I blame most of this misconduct on how technology work is funded in a corporate environment.  For instance, much of the technology work is considered an overhead expense.  Thus, to keep expenses down many business people only hire the bare minimum of technology staff.  There are a few help desk people.  Network engineers dot the organization chart and you see a manager keeping everything running on time.  Software developers and User Experience professionals are not considered “necessary” for the operation of the business until new software needs to be written.  Thus, when they are needed they are brought in like mercenaries to try and build software they have little professional or personal investment to build with any sense of craft.  They get paid for showing up and billing.  They are not compensated for creating shippable code.

Many of the people who do the work are referred to by other business people as “resources”.   People ask questions such as, “Do we have enough resources, to do this project?” or “Do we have the right resources with the correct skills?”  Every time I hear technology workers referred to as resources, it makes my flesh crawl.  It treats highly educated and smart people like they were rivets in a giant construction project.  I have never heard of iron workers referred to as “resources” by construction managers but every project manager I have known has referred to developers as resources.  It is so prevalent that I even catch myself saying it from time to time.

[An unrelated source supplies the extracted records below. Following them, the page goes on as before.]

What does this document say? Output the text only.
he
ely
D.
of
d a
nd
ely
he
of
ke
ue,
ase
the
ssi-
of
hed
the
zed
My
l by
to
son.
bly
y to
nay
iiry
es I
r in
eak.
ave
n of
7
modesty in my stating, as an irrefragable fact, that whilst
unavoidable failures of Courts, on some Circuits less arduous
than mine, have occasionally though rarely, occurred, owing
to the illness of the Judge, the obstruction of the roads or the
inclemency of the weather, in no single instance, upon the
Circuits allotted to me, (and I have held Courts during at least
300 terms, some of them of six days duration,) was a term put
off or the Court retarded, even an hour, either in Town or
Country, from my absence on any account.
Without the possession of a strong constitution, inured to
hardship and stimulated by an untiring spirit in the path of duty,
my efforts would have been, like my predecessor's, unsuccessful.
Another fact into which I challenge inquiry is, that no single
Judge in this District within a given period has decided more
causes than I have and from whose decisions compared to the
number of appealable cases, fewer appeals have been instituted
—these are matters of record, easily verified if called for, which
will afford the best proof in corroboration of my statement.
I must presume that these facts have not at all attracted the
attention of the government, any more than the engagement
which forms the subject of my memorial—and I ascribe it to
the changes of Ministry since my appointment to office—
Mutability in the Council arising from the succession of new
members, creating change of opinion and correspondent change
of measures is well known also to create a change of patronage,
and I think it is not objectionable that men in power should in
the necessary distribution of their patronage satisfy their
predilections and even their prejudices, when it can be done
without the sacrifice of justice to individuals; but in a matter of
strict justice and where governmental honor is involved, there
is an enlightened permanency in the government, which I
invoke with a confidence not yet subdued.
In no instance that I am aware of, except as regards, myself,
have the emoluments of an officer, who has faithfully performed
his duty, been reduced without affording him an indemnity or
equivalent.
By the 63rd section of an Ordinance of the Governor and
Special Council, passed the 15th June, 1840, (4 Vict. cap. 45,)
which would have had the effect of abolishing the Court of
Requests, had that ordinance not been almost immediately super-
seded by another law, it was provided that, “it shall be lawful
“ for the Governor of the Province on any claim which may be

People who build software are not resources.  They are flesh and blood.  They work in cubicles and offices around the world from Chicago, to Belfast, to Chennai.  They are the people who are building to global economy one web page and user class at a time.  They take the vague ideas of a sales person on the back of a napkin and transform it into working software.  They maneuver through corporate politics and red tape to get things put on production servers.  They tolerate not having office supplies because there is no budget for paper clips from finance.  They work late hours and early mornings to communicate with off shore teams.  They make your business successful.  You just don’t see it because we keep all the lights on and everything working even if it requires metaphorical duct tape.

So show a little respect to your developers and the people who employ them.  They are more valuable than you know and they are more than just “resources”.